Он вышел из-за стола, тревожимый глухим раздражением, пошел бродить в парк, слонялся наугад по аллеям…
В нем укоренялась новая идея: о том, что Небо-де посылает ему испытание. «Мне недостает смирения, — твердил он про себя опять и опять, — вот в наказание у меня и отнята радость быть причащенным из рук монаха. Христос простил меня, это уже много. И с какой стати Ему давать мне больше, учитывать мои предпочтения, удовлетворять мои пожелания?»
На несколько минут эта мысль его успокоила, и он упрекал себя за несправедливость к священнослужителю, который, вообще говоря, мог оказаться и святым.
«Хватит, хватит об этом! — говорил он себе, — пусть все будет как есть; постарайся раз в жизни смириться хоть на каплю, а пока мне пора начать круг молитв». Он уселся на траву и достал четки.
Не успел он отсчитать два зерна, как его снова начало преследовать разочарование. Он вновь прочел «Отче наш» и «Богородицу», пошел дальше, но нимало не думал о смысле молитв, а все мучился: «Ну что за невезение; надо же было монаху, который служит мессу каждый день, уехать именно завтра, как нарочно, чтобы меня огорчить!»
Он прервал себя; на секунду тревога утихла, но вдруг нахлынуло новое беспокойство.
Дюрталь посмотрел на четки, где уже отсчитал десять зерен.
Так: приор велел мне читать каждый день по десятерице, но десятерице чего: зерен или кругов?
— Зерен, — ответил он себе и тут же возразил: — Нет, кругов!
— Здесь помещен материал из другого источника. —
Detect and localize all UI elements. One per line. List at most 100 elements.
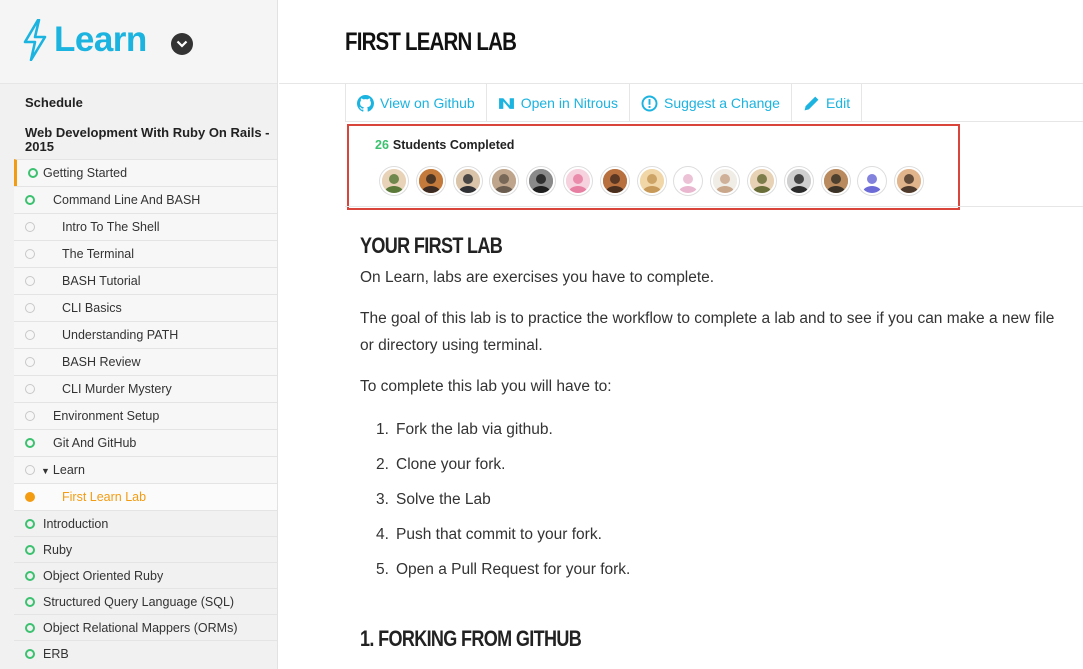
list-number: 4.: [376, 526, 389, 543]
sidebar-item-orms[interactable]: Object Relational Mappers (ORMs): [14, 614, 277, 640]
sidebar-item-label: First Learn Lab: [62, 490, 147, 504]
sidebar-item-cli-murder-mystery[interactable]: CLI Murder Mystery: [14, 375, 277, 402]
sidebar-item-the-terminal[interactable]: The Terminal: [14, 240, 277, 267]
current-status-icon: [25, 492, 35, 502]
sidebar-item-understanding-path[interactable]: Understanding PATH: [14, 321, 277, 348]
sidebar-item-label: Object Oriented Ruby: [43, 568, 164, 583]
course-title[interactable]: Web Development With Ruby On Rails - 201…: [25, 126, 275, 154]
edit-button[interactable]: Edit: [790, 84, 863, 122]
list-item-text: Clone your fork.: [396, 456, 506, 473]
avatar-image: [897, 169, 922, 193]
incomplete-status-icon: [25, 411, 35, 421]
sidebar-item-label: Git And GitHub: [53, 436, 137, 450]
sidebar-item-label: Learn: [52, 463, 85, 477]
sidebar-item-command-line-and-bash[interactable]: Command Line And BASH: [14, 186, 277, 213]
avatar-image: [382, 169, 406, 193]
complete-status-icon: [28, 168, 38, 178]
chevron-down-icon[interactable]: [171, 33, 193, 55]
list-item: 2. Clone your fork.: [376, 447, 1080, 482]
student-avatar[interactable]: [895, 167, 924, 195]
student-avatar[interactable]: [711, 167, 740, 195]
sidebar-item-bash-review[interactable]: BASH Review: [14, 348, 277, 375]
lightning-bolt-logo-icon: [23, 19, 47, 61]
complete-status-icon: [25, 518, 35, 529]
main-content: FIRST LEARN LAB View on Github Open in N…: [279, 0, 1083, 669]
pencil-icon: [804, 96, 819, 110]
nitrous-icon: [498, 97, 514, 109]
list-item-text: Open a Pull Request for your fork.: [396, 561, 631, 578]
complete-status-icon: [25, 438, 35, 448]
sidebar-item-label: Understanding PATH: [62, 328, 179, 342]
sidebar-item-label: The Terminal: [62, 247, 135, 261]
sidebar-item-label: BASH Review: [62, 355, 141, 369]
student-avatar[interactable]: [637, 167, 666, 195]
sidebar: Learn Schedule Web Development With Ruby…: [0, 0, 278, 669]
avatar-image: [492, 169, 517, 193]
sidebar-item-label: Introduction: [43, 516, 109, 531]
suggest-a-change-button[interactable]: Suggest a Change: [628, 84, 791, 122]
sidebar-item-label: ERB: [43, 646, 69, 661]
incomplete-status-icon: [25, 249, 35, 259]
list-item: 3. Solve the Lab: [376, 482, 1080, 517]
sidebar-item-learn-label: ▼ Learn: [41, 463, 85, 477]
sidebar-item-ruby[interactable]: Ruby: [14, 536, 277, 562]
section-heading: 1. FORKING FROM GITHUB: [360, 626, 582, 651]
sidebar-item-label: Ruby: [43, 542, 73, 557]
list-item: 1. Fork the lab via github.: [376, 412, 1080, 447]
sidebar-item-label: Getting Started: [43, 166, 128, 180]
student-avatar[interactable]: [416, 167, 445, 195]
logo-text[interactable]: Learn: [54, 19, 147, 61]
incomplete-status-icon: [25, 276, 35, 286]
lesson-nav-list: Getting Started Command Line And BASH In…: [14, 159, 277, 666]
sidebar-item-erb[interactable]: ERB: [14, 640, 277, 666]
sidebar-item-sql[interactable]: Structured Query Language (SQL): [14, 588, 277, 614]
section-heading: YOUR FIRST LAB: [360, 233, 503, 258]
student-avatar[interactable]: [821, 167, 850, 195]
student-avatar[interactable]: [563, 167, 592, 195]
list-number: 1.: [376, 421, 389, 438]
student-avatar[interactable]: [600, 167, 629, 195]
students-completed-count: 26: [375, 138, 389, 152]
list-number: 3.: [376, 491, 389, 508]
avatar-image: [676, 169, 701, 193]
sidebar-item-label: Intro To The Shell: [62, 220, 160, 234]
student-avatar[interactable]: [527, 167, 556, 195]
paragraph: To complete this lab you will have to:: [360, 378, 612, 395]
student-avatar[interactable]: [747, 167, 776, 195]
sidebar-item-git-and-github[interactable]: Git And GitHub: [14, 429, 277, 456]
student-avatar-row: [380, 167, 932, 195]
schedule-label[interactable]: Schedule: [25, 95, 83, 110]
student-avatar[interactable]: [453, 167, 482, 195]
sidebar-item-introduction[interactable]: Introduction: [14, 510, 277, 536]
github-icon: [357, 94, 374, 112]
list-item: 5. Open a Pull Request for your fork.: [376, 552, 1080, 587]
sidebar-item-first-learn-lab[interactable]: First Learn Lab: [14, 483, 277, 510]
complete-status-icon: [25, 596, 35, 607]
view-on-github-button[interactable]: View on Github: [345, 84, 486, 122]
avatar-image: [823, 169, 848, 193]
sidebar-item-intro-to-the-shell[interactable]: Intro To The Shell: [14, 213, 277, 240]
avatar-image: [860, 169, 885, 193]
sidebar-item-label: CLI Basics: [62, 301, 122, 315]
open-in-nitrous-button[interactable]: Open in Nitrous: [485, 84, 629, 122]
student-avatar[interactable]: [674, 167, 703, 195]
list-item-text: Push that commit to your fork.: [396, 526, 602, 543]
student-avatar[interactable]: [784, 167, 813, 195]
divider: [345, 206, 1083, 207]
avatar-image: [529, 169, 554, 193]
sidebar-item-bash-tutorial[interactable]: BASH Tutorial: [14, 267, 277, 294]
sidebar-item-getting-started[interactable]: Getting Started: [14, 159, 277, 186]
student-avatar[interactable]: [490, 167, 519, 195]
divider: [345, 121, 1083, 122]
lesson-title: FIRST LEARN LAB: [345, 28, 517, 56]
lesson-header: FIRST LEARN LAB: [279, 0, 1083, 84]
student-avatar[interactable]: [858, 167, 887, 195]
incomplete-status-icon: [25, 357, 35, 367]
sidebar-item-object-oriented-ruby[interactable]: Object Oriented Ruby: [14, 562, 277, 588]
student-avatar[interactable]: [380, 167, 408, 195]
sidebar-item-environment-setup[interactable]: Environment Setup: [14, 402, 277, 429]
sidebar-item-cli-basics[interactable]: CLI Basics: [14, 294, 277, 321]
sidebar-item-label: BASH Tutorial: [62, 274, 141, 288]
sidebar-item-label: Object Relational Mappers (ORMs): [43, 620, 238, 635]
sidebar-item-learn[interactable]: ▼ Learn: [14, 456, 277, 483]
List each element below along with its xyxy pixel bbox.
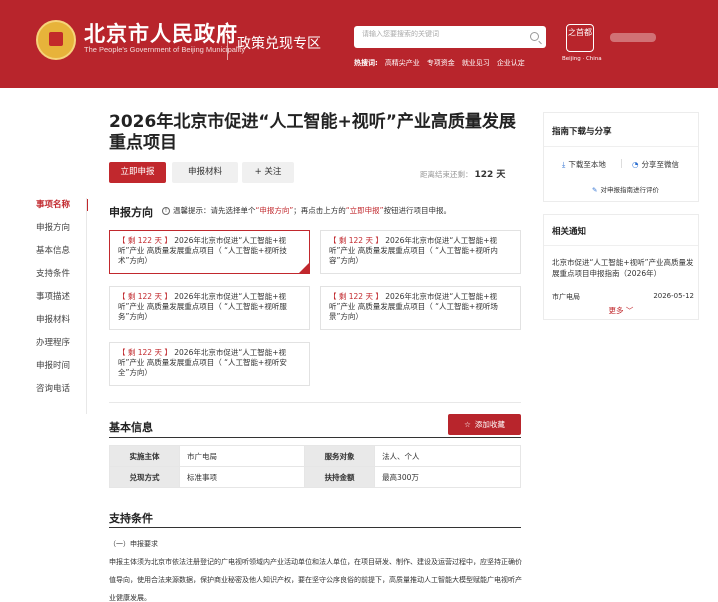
site-subtitle: The People's Government of Beijing Munic… <box>84 45 246 54</box>
national-emblem-icon <box>36 20 76 60</box>
direction-card-service[interactable]: 【 剩 122 天 】 2026年北京市促进“人工智能+视听”产业 高质量发展重… <box>109 286 310 330</box>
search-input[interactable] <box>362 30 522 38</box>
tip-text: 温馨提示：请先选择单个 <box>173 206 256 215</box>
add-favorite-button[interactable]: ☆ 添加收藏 <box>448 414 521 435</box>
basic-info-table: 实施主体 市广电局 服务对象 法人、个人 兑现方式 标准事项 扶持金额 最高30… <box>109 445 521 488</box>
add-favorite-label: 添加收藏 <box>474 420 505 429</box>
nav-item-support[interactable]: 支持条件 <box>36 267 91 290</box>
panel-divider <box>544 146 698 147</box>
header-divider <box>227 22 228 60</box>
support-subheading: （一）申报要求 <box>109 540 158 548</box>
hot-word-link[interactable]: 专项资金 <box>427 58 455 68</box>
nav-item-basic-info[interactable]: 基本信息 <box>36 244 91 267</box>
share-icon: ◔ <box>632 160 639 169</box>
direction-card-security[interactable]: 【 剩 122 天 】 2026年北京市促进“人工智能+视听”产业 高质量发展重… <box>109 342 310 386</box>
notice-panel: 相关通知 北京市促进“人工智能+视听”产业高质量发展重点项目申报指南（2026年… <box>543 214 699 320</box>
info-value: 市广电局 <box>178 445 306 467</box>
section-separator <box>109 402 521 403</box>
direction-card-tech[interactable]: 【 剩 122 天 】 2026年北京市促进“人工智能+视听”产业 高质量发展重… <box>109 230 310 274</box>
share-label: 分享至微信 <box>641 160 680 169</box>
deadline-value: 122 天 <box>474 170 506 180</box>
days-remaining: 【 剩 122 天 】 <box>118 292 172 301</box>
tip-highlight: “申报方向” <box>255 206 294 215</box>
deadline-countdown: 距离结束还剩： 122 天 <box>420 167 505 180</box>
zone-name[interactable]: 政策兑现专区 <box>237 33 321 53</box>
hot-word-link[interactable]: 企业认定 <box>497 58 525 68</box>
days-remaining: 【 剩 122 天 】 <box>329 236 383 245</box>
search-icon[interactable] <box>530 32 539 41</box>
panel-divider <box>544 245 698 246</box>
support-underline <box>109 527 521 528</box>
support-content: （一）申报要求 申报主体须为北京市依法注册登记的广电视听领域内产业活动单位和法人… <box>109 535 523 602</box>
notice-date: 2026-05-12 <box>653 292 694 300</box>
support-paragraph: 申报主体须为北京市依法注册登记的广电视听领域内产业活动单位和法人单位，在项目研发… <box>109 558 522 602</box>
nav-item-materials[interactable]: 申报材料 <box>36 313 91 336</box>
tip-highlight: “立即申报” <box>345 206 384 215</box>
tip-text: 按钮进行项目申报。 <box>383 206 452 215</box>
days-remaining: 【 剩 122 天 】 <box>118 348 172 357</box>
nav-item-direction[interactable]: 申报方向 <box>36 221 91 244</box>
user-info[interactable] <box>610 33 656 42</box>
days-remaining: 【 剩 122 天 】 <box>118 236 172 245</box>
capital-logo-caption: Beijing · China <box>562 56 602 62</box>
evaluate-guide-link[interactable]: ✎ 对申报指南进行评价 <box>592 184 659 194</box>
info-key: 扶持金额 <box>304 466 376 488</box>
hot-words: 热搜词: 高精尖产业 专项资金 就业见习 企业认定 <box>354 58 525 68</box>
guide-panel: 指南下载与分享 ⤓ 下载至本地 ◔ 分享至微信 ✎ 对申报指南进行评价 <box>543 112 699 202</box>
nav-divider <box>86 198 87 414</box>
nav-item-phone[interactable]: 咨询电话 <box>36 382 91 405</box>
share-wechat-link[interactable]: ◔ 分享至微信 <box>632 159 679 170</box>
info-value: 法人、个人 <box>374 445 521 467</box>
download-label: 下载至本地 <box>568 160 606 169</box>
capital-logo[interactable]: 之首都 <box>566 24 594 52</box>
direction-card-content[interactable]: 【 剩 122 天 】 2026年北京市促进“人工智能+视听”产业 高质量发展重… <box>320 230 521 274</box>
pencil-icon: ✎ <box>592 186 598 194</box>
link-separator <box>621 159 622 168</box>
info-value: 标准事项 <box>178 466 306 488</box>
star-icon: ☆ <box>464 420 471 429</box>
evaluate-label: 对申报指南进行评价 <box>600 186 659 194</box>
info-icon: ! <box>162 207 170 215</box>
page-title: 2026年北京市促进“人工智能+视听”产业高质量发展重点项目 <box>109 112 516 153</box>
hot-words-label: 热搜词: <box>354 59 378 67</box>
deadline-label: 距离结束还剩： <box>420 170 473 179</box>
direction-section-title: 申报方向 <box>109 206 153 219</box>
guide-panel-title: 指南下载与分享 <box>552 127 612 137</box>
days-remaining: 【 剩 122 天 】 <box>329 292 383 301</box>
notice-item-title[interactable]: 北京市促进“人工智能+视听”产业高质量发展重点项目申报指南（2026年） <box>552 257 694 279</box>
notice-item-meta: 市广电局 2026-05-12 <box>552 292 694 302</box>
basic-info-title: 基本信息 <box>109 421 153 434</box>
download-link[interactable]: ⤓ 下载至本地 <box>562 159 606 170</box>
notice-source: 市广电局 <box>552 293 580 301</box>
left-anchor-nav: 事项名称 申报方向 基本信息 支持条件 事项描述 申报材料 办理程序 申报时间 … <box>36 198 91 405</box>
support-title: 支持条件 <box>109 512 153 525</box>
search-box[interactable] <box>354 26 546 48</box>
follow-button[interactable]: + 关注 <box>242 162 294 183</box>
site-title[interactable]: 北京市人民政府 <box>84 18 238 48</box>
info-value: 最高300万 <box>374 466 521 488</box>
nav-item-description[interactable]: 事项描述 <box>36 290 91 313</box>
nav-item-time[interactable]: 申报时间 <box>36 359 91 382</box>
nav-item-item-name[interactable]: 事项名称 <box>36 198 91 221</box>
site-header: 北京市人民政府 The People's Government of Beiji… <box>0 0 718 88</box>
apply-now-button[interactable]: 立即申报 <box>109 162 166 183</box>
table-row: 实施主体 市广电局 服务对象 法人、个人 <box>109 445 521 467</box>
notice-panel-title: 相关通知 <box>552 227 587 237</box>
direction-tip: ! 温馨提示：请先选择单个“申报方向”；再点击上方的“立即申报”按钮进行项目申报。 <box>162 205 451 216</box>
table-row: 兑现方式 标准事项 扶持金额 最高300万 <box>109 466 521 488</box>
info-key: 实施主体 <box>109 445 180 467</box>
info-key: 服务对象 <box>304 445 376 467</box>
download-icon: ⤓ <box>562 160 566 169</box>
info-key: 兑现方式 <box>109 466 180 488</box>
nav-item-procedure[interactable]: 办理程序 <box>36 336 91 359</box>
direction-card-scene[interactable]: 【 剩 122 天 】 2026年北京市促进“人工智能+视听”产业 高质量发展重… <box>320 286 521 330</box>
materials-button[interactable]: 申报材料 <box>172 162 238 183</box>
basic-info-underline <box>109 437 521 438</box>
tip-text: ；再点击上方的 <box>293 206 346 215</box>
hot-word-link[interactable]: 高精尖产业 <box>385 58 420 68</box>
hot-word-link[interactable]: 就业见习 <box>462 58 490 68</box>
more-notices-link[interactable]: 更多 ﹀ <box>544 305 698 316</box>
И так и остался в недоуменье.
«Что за глупость, не мог он мне приказать отчитывать в день по десять кругов: это же около пятисот молитв подряд; такого никто не выдержит, не сбившись; так нечего и думать: говорилось о десяти зернах, ясное дело!
Да нет же: ведь когда духовник назначает вам епитимью, надо полагать, что он соразмеряет ее с тяжестью грехов, которые она искупает. К тому же я выказал неприязнь к этим капелькам благочестия в пилюлях; оно и понятно, что он прописал мне молитвенное правило в усиленной дозе!
И все же… и все же… не может этого быть… Да у меня в Париже физически не будет столько времени на молитву, чепуха какая!»
Так и покалывала надоедная мысль: как бы не ошибиться…
«Да нет, не о чем тут раздумывать: на церковном языке “десятерица” — это десять зерен на четках; так-то так… но я же прекрасно помню, как святой отец сначала сказал про четки, а потом добавил: отчитывайте по десятерице; это должно значить — десятерицу кругов или четок; иначе он бы сказал: отсчитывайте по десятерице…»
Но тут же он парировал: отцу приору и не надо было все уточнять; он использовал термин принятый,
Дюрталь тщетно пытался унять смятение, взывая к своему разуму, и вдруг достал для себя новый аргумент, который его окончательно расстроил.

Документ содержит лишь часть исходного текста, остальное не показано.